How to add a new reader

Adding a new reader for read support to pyaerocom does not require to integrate any code in PyAerocom; all you need to do is:

You can see what backends are currently available in your working environment with list_timeseries_readers().

TimeseriesEngine/Reader subclassing

It is strongly advised to use the use the helper classes AutoFilterEngine and AutoFilterReader to implement a Engine and a Reader since Filters will automatically be handled then.

Subclassing of Engine/Reader using AutoFilterReaderEngine

Your YourEngine should extend AutoFilterEngine and it must implement the following methods:

  • reader_class(): the class implementing AutoFilterReader, corresponding to this AutoFilterReaderEngine, i.e. def reader_class(self) -> AutoFilterReader: return YourReader

  • description(): a one-line description of this engine

  • url(): the link to the implementation source

The YourReader should extend AutoFilterReader

  • the __init__ method of Reader with two fixed args (self and filename_or_obj_or_url) and several kwargs, one of them should be filters

    • it must store the filters calling self._set_filters(filters)

  • the _unfiltered_data() method

  • the _unfiltered_stations() method

  • the _unfiltered_variables() method

  • the close() method (might be pass, but Readers are also contextmanagers and will call close())

An example of an implementation can be found in the CSVTimeseriesReader.

Direct subclassing of Engine/Reader

This section gives an explanation of the basic usage when extending a Engine/Reader without the AutoFilter helper classes. filter-handling is here left to the developer.

Your TimeseriesReader sub-class is the primary interface with PyAerocom, and it should implement the following attributes and methods:

  • the __init__ method (mandatory)

  • the data method (mandatory)

  • the stations method (mandatory)

  • the variables method (mandatory)

  • the close method (optional, if needed)

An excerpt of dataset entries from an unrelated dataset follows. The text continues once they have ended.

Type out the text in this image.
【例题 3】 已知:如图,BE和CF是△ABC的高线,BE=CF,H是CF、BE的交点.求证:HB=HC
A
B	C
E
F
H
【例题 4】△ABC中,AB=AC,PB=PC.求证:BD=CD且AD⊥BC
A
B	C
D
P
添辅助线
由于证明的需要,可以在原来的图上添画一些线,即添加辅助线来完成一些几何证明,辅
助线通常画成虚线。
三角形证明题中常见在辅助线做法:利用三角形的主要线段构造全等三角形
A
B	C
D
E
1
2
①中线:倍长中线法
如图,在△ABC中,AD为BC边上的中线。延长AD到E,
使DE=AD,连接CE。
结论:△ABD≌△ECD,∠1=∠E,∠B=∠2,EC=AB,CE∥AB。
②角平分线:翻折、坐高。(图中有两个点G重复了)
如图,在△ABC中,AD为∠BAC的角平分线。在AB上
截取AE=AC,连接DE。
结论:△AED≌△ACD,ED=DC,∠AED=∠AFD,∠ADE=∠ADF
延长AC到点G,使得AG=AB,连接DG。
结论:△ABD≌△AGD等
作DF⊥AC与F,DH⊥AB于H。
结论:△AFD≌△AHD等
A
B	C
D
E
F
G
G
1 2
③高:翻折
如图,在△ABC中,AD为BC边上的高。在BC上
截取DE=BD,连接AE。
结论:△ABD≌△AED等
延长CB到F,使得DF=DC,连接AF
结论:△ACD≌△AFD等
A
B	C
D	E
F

The entry-point to your Reader is a Engine, which also needs implementation:

  • the open method, instantiating the Reader (mandatory)

  • the args readonly attribute (mandatory, a list of arguments which can be given to open)

  • the supported_filters readonly attribute (mandatory, a list of filters)

  • the description readonly attribute (optional)

  • the url readonly attribute (optional) (reference to repository)

This is what a TimeseriesReader subclass should look like:

from pyaro.timeseries import Data, Reader, Station, Engine


class MyTimeseriesReader(Reader):
    def __init__(
        self,
        filename_or_obj_or_url,
        *,
        filters=[],
        # other backend specific keyword arguments
        # `chunks` and `cache` DO NOT go here, they are handled by xarray
    ):
        ...


    def data(self, varname):
        ...

    def stations(self):
        ...

    def variables(self):
        ...

class MyTimeseriesEngine(Engine)
    def open(self, filename_or_obj_or_url, *args, **kwargs):
        return MyTimeseriesReader(filename_or_obj_or_url, *args, **kwargs)

    def args(self):
        open_parameters = ["filename_or_obj", "filters"]
        return open_parameters

    def supported_filters(self):
        return ["CountryFilter", "FlagFilter"]

    def description(self):
        return "Engine fro MyTimeseries files."

    def url(self):
        return "https://link_to/your_backend/documentation"

Reader subclass methods and attributes are detailed in the following.


The backend-Engine open shall implement reading from location, the variables decoding and it shall instantiate the output PyAerocom class Data.

The following is an example of the high level processing steps:

def open(
    self,
    filename_or_obj_or_url,
    *,
    filters
):
    return tsr

The input of open method are one argument (filename_or_obj_or_url) and one keyword argument (drop_variables):

  • filename_or_obj_or_url: can be any object but usually it is a string containing a path or an instance of pathlib.Path or an url.

  • filters: is an iterable containing filters to be (optionally) applied when reading the data.

Your reader can also take as input a set of backend-specific keyword arguments. All these keyword arguments can be passed to open() grouped either via the backend_kwargs parameter or explicitly using the syntax **kwargs.

Engine.args

Engine.args is the list of backend open arguments.

Engine.description and Engine.url

description is used to provide a short text description of the backend. url is used to include a link to the backend’s documentation or code.

These attributes are surfaced when a user prints list_timeseries_readers(). If description or url are not defined, an empty string is returned.

How to register a reader (backend)

Define a new entrypoint in your setup.py (or setup.cfg or pyproject.toml) with:

  • group: pyaro.timeseries

  • name: the name to be passed to timeseries() as engine

  • object reference: the reference of the Engine-class that you have implemented.

You can declare the entrypoint in setup.py using the following syntax:

setuptools.setup(
    entry_points={
        "pyaro.timeseries": ["my_timeseries_reader=my_package.my_module:MyTimeseriesEngine"],
    },
)

in setup.cfg:

[options.entry_points]
pyaro.timeseries =
    my_timeseries_reader = my_package.my_module:MyTimeseriesEngine

See https://packaging.python.org/specifications/entry-points/#data-model for more information

If you are using Poetry for your build system, you can accomplish the same thing using “plugins”. In this case you would need to add the following to your pyproject.toml file:

[tool.poetry.plugins."pyaro.timeseries"]
"my_timesereiesreader" = "my_package.my_module:MyTimeseriesEngine"

See https://python-poetry.org/docs/pyproject/#plugins for more information on Poetry plugins.